There were “no incidents,” Rivlin notes, “no scandals.” Not one inch of privately owned Arab land was touched against the owner’s will And, equally important, the new roads and new settlements–whose basic infrastructure is another JNF responsibility–are not a visual blight upon the delicate scenery of the Galilee. We are changing the scene without harming the scenery,” the JNF chairman observes. The mitzpim are beginning to be settled now, he continues, “though not at the pace that we would like to see.”

Taken together, these two major projects–carried out simultaneously with the JNF’s ongoing work at dozens of local sites–represent, says Rivlin, “a supreme challenge to our operating capacity, a challenge that we are successfully meeting.”

Most of the heavy equipment and its operators are sub-contracted, but JNF has maintained its policy of owning at least 25 percent of the machinery itself. This has meant massive purchases of expensive “iron monsters” abroad. The supervisory staff, moreover, and the planners and landscapers, are all JNF personnel.

ENTHUSED WITH THE ZIONIST IDEAL

“They are genuinely enthused with the Zionist ideal,” says the chairman of this team of dedicated professionals. He notes that their pay is invariably less than that of the men working for the private contractors. The JNF’s forestry department–perhaps better known, than the earth-movers–is not resting on its laurels either. This year’s planning calls for 6000 acres of wasteland to be planted with saplings.

During recent years, Rivlin notes, the JNF forests have begun changing the ecology of the country and the life-style, especially the recreational life-style, of the people. On last independence Day, for instance, an estimated one million Israelis spent the holiday picnicking in the woods, where the JNF has installed scores of landscaped “active recreation” centers, with rustic-design exercise apparatus that adults can use and enjoy while the children play in the mock forts, bridges and streams.

COORDINATION WITH LOCAL AUTHORITIES

Rivlin stresses that the JNF’s policy now is to develop these recreation areas in close coordination with the local authorities. In the old days, the groves were planted by out-of-work immigrants whom the JNF employed more out of charity than out of long-term planning and design.

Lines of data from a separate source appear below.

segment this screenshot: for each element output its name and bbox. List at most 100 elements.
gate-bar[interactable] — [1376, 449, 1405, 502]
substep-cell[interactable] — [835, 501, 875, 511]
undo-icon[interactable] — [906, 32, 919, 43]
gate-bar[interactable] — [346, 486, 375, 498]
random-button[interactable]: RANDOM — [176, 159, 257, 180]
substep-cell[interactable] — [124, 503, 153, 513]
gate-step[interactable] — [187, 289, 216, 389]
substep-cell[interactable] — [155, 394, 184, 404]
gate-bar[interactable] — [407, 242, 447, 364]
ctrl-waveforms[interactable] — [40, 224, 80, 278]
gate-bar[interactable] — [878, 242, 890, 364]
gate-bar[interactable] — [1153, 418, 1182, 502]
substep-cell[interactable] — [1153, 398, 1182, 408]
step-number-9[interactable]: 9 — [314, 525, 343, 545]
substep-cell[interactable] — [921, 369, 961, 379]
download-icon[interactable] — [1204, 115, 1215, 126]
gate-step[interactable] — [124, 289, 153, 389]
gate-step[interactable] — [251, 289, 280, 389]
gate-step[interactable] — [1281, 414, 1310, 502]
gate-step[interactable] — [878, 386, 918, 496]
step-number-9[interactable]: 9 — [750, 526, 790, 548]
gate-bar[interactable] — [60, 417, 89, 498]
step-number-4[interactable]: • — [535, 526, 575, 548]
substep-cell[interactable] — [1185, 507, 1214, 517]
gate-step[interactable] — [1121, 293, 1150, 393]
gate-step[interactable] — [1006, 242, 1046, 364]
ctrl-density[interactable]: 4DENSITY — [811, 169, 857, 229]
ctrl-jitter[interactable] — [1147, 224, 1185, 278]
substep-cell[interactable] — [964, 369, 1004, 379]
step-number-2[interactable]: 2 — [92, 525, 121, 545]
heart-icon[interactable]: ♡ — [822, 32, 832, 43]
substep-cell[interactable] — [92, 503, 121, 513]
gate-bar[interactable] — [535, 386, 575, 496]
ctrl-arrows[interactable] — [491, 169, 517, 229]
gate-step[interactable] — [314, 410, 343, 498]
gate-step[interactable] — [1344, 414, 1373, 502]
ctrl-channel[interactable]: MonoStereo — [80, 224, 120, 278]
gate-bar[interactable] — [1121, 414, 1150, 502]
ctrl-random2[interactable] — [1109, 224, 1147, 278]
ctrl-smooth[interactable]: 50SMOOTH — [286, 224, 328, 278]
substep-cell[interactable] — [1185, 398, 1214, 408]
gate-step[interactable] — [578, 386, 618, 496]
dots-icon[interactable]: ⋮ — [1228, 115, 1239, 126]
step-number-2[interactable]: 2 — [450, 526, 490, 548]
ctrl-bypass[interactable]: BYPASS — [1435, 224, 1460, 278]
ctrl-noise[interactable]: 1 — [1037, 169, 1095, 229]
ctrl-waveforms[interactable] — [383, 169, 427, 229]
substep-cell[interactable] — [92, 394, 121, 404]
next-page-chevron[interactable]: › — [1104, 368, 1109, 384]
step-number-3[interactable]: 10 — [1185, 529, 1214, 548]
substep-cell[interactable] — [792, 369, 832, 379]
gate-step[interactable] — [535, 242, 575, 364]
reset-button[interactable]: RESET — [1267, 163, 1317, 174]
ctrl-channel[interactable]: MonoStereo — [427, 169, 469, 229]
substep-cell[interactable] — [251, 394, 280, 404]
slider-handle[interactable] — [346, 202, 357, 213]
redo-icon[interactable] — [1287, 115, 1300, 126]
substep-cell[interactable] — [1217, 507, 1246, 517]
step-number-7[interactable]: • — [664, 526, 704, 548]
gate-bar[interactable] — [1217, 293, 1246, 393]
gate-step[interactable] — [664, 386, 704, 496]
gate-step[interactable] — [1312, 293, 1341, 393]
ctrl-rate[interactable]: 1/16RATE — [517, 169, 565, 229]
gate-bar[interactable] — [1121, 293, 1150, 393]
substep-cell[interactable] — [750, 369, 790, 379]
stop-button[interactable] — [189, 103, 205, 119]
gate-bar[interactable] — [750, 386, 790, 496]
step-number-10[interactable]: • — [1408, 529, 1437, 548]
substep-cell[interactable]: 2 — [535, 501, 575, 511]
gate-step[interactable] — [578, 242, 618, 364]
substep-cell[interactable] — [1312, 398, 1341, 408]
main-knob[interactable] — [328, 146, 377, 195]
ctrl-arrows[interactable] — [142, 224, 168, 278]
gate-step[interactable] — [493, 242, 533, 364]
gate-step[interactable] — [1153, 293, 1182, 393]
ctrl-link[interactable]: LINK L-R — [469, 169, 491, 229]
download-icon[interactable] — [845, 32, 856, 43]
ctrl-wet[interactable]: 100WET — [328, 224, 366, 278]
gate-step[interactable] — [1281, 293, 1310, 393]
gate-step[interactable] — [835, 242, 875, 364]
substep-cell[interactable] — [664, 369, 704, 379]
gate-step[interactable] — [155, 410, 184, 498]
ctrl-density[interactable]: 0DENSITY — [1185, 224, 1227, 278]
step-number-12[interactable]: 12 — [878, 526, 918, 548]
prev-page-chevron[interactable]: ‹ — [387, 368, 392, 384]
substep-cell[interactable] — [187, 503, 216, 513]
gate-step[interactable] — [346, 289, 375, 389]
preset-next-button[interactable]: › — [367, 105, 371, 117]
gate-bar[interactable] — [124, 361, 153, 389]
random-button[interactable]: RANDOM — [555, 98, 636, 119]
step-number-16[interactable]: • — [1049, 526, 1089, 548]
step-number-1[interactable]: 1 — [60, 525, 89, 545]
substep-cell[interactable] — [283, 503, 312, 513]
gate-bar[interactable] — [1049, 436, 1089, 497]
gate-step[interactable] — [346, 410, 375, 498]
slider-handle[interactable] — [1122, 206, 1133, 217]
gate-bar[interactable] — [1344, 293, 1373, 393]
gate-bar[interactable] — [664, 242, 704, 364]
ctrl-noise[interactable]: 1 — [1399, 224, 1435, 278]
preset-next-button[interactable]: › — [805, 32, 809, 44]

Today, however, every park and forest is calculated to serve a specific hinterland, and the nearby towns and villages are asked to share in the planning and the maintenance. One result has been a marked decline in the incidence of vandalism against the JNF facilities. Local people are beginning to take pride in their parks, says Rivlin, and look after them.

Looking ahead, the JNF chairman points to two major recreational projects: a “desert park” already being created at Timna, north of Eilot, in an area of 70 square kilometers; and a rural tourism development around Mount Meron in the Galilee.